As requested by K8GG, here's a little more description of my HF2 at my old
QTH...
One can see a bit of the base at:
http://hamgallery.com/gallery/V/qv003.htm
And the overall situation at:
http://hamgallery.com/gallery/V/qv024.htm
Three top loading wires came off from the top of the third section of
tubing from the
top. The length of the top loading wires was chosen so that solder lugs on the
end of the wires could be secured to hardware below the 30m bits when not
deployed. Some light ropes guyed the radiator itself a few sections
further down
from where the top loading wires were attached.
The far ends of the top loading wires were tied to the guying points when
deployed,
which were about 5m out from the antenna (pulley & light line took care of
the one
that went out to the end of the bamboo pole).
Radials consisted of four #12 THHN runs extending into the jungle in two
directions,
a house in another & to a telephone pole for the fourth - probably sloping down
about 20 degrees or so for all. As I mentioned in a previous post, all the
higher
band radials made a big improvement in performance - I think I commented once
here that I was hard pressed to work JAs before I discovered that the 30/40/80m
radials contributed to its topband operation (I had as many as eight stub-tuned
radials plus several single band wires deployed at this QTH before one of the
village clan started hacking them up on me).
With the 160m coil fully extended, the antenna was reasonant somewhere around
1830 kc, with almost 15 kc usable bandwidth. Fine tuning was accomplished
by slightly compressing or expanding the turns of the coil.

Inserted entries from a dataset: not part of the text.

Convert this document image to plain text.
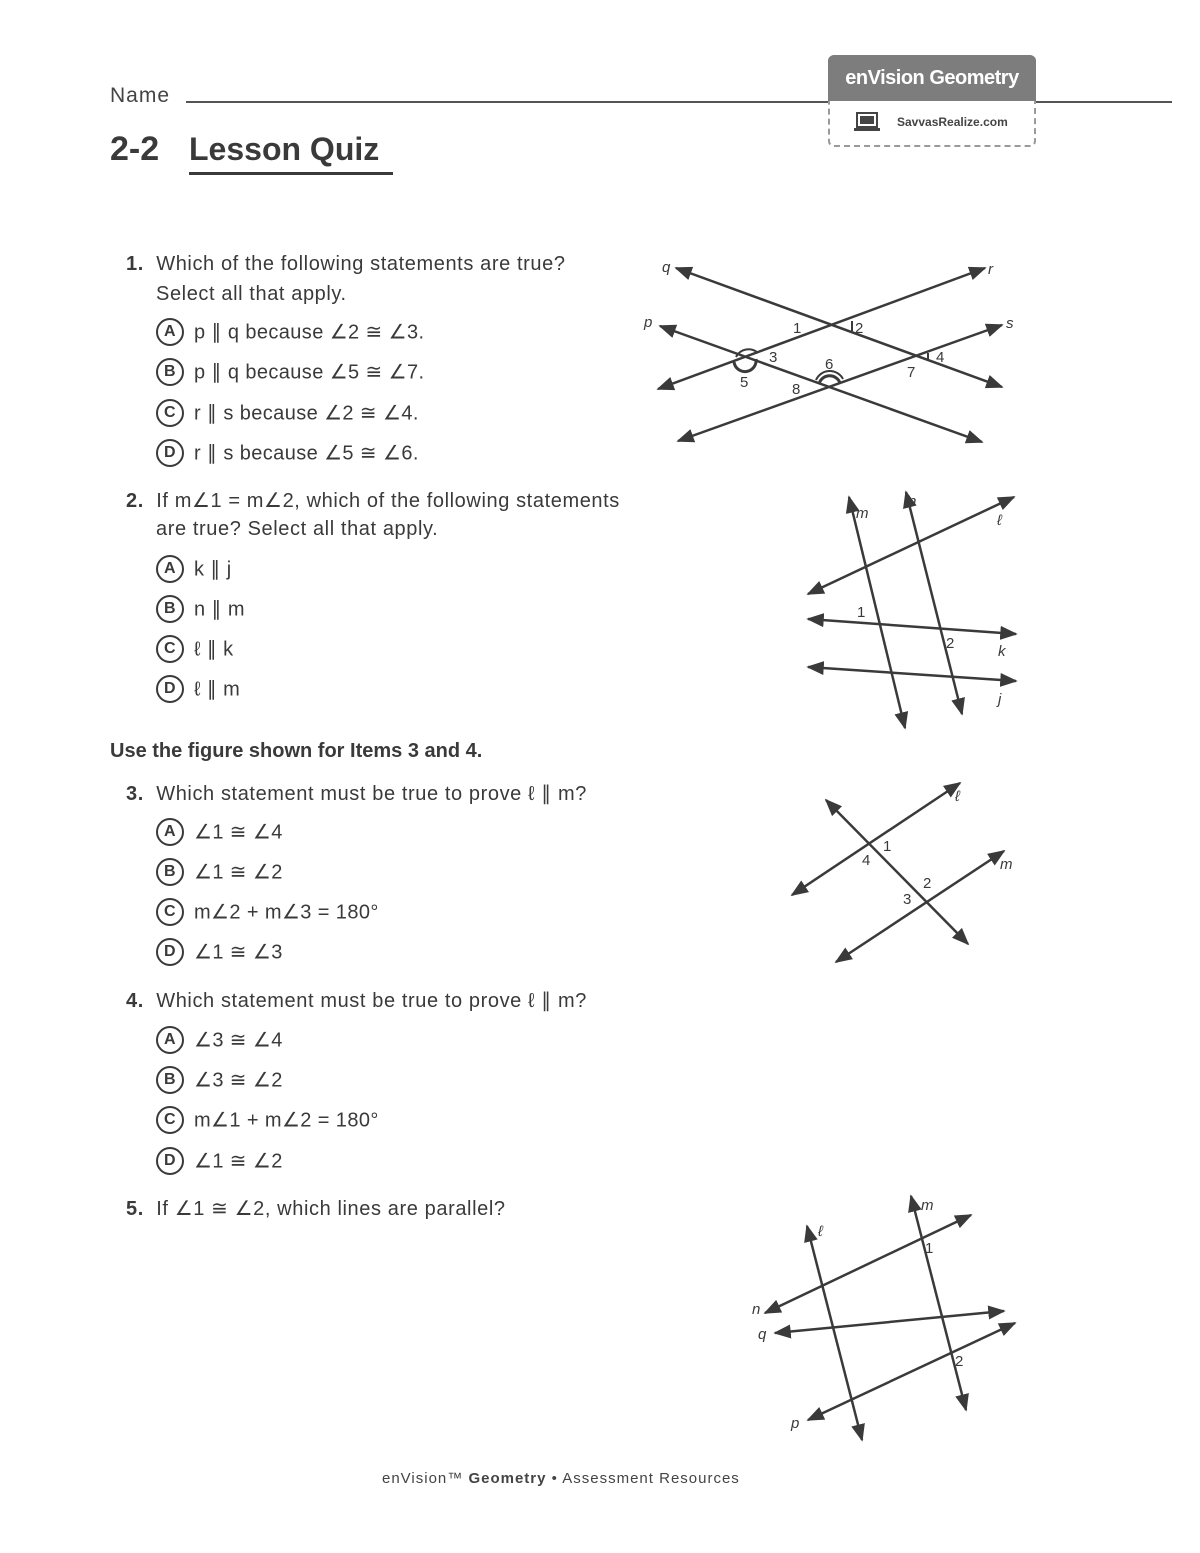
Name
2-2 Lesson Quiz
enVision Geometry
SavvasRealize.com
1. Which of the following statements are true?
Select all that apply.
A p ∥ q because ∠2 ≅ ∠3.
B p ∥ q because ∠5 ≅ ∠7.
C r ∥ s because ∠2 ≅ ∠4.
D r ∥ s because ∠5 ≅ ∠6.
2. If m∠1 = m∠2, which of the following statements
are true? Select all that apply.
A k ∥ j
B n ∥ m
C ℓ ∥ k
D ℓ ∥ m
Use the figure shown for Items 3 and 4.
3. Which statement must be true to prove ℓ ∥ m?
A ∠1 ≅ ∠4
B ∠1 ≅ ∠2
C m∠2 + m∠3 = 180°
D ∠1 ≅ ∠3
4. Which statement must be true to prove ℓ ∥ m?
A ∠3 ≅ ∠4
B ∠3 ≅ ∠2
C m∠1 + m∠2 = 180°
D ∠1 ≅ ∠2
5. If ∠1 ≅ ∠2, which lines are parallel?
q	r
p	s
1	2
3	4
5
6	7
8
m
n
ℓ
k
j
1
2
ℓ
m
1
2
3
4
m
ℓ
n
q
p
1
2
enVision™ Geometry • Assessment Resources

When the top loading wires were deployed, reasonance on the other bands goes
on walkabout, with 30 & 40 beyond hope. I therefore added clips to the 80m
coil
to allow shorting out of a number of turns to bring 80m reasonance back
in. When
not working 160, the top loading wires are pulled back in & the far ends
secured,
a jumper goes across the 160m kit & the jumper comes off the 80m coil.
Mounted on about 1m of pipe in a bucket of concrete jammed into the corner of
the roof, all this mucking about was possible by standing on a 1.5m step ladder
& reaching up as far as I could (1.9m tall with long arms). When the winter NE
monsoons blew (with little attenuation from UA0 over that open salt water),
band
changes were a bit of a challenge & it was never any fun when it rained. This
arrangement probably will only work on a flat roof or other reasonably
accessible
mounting locations - there was a fair amount of coil tweaking required.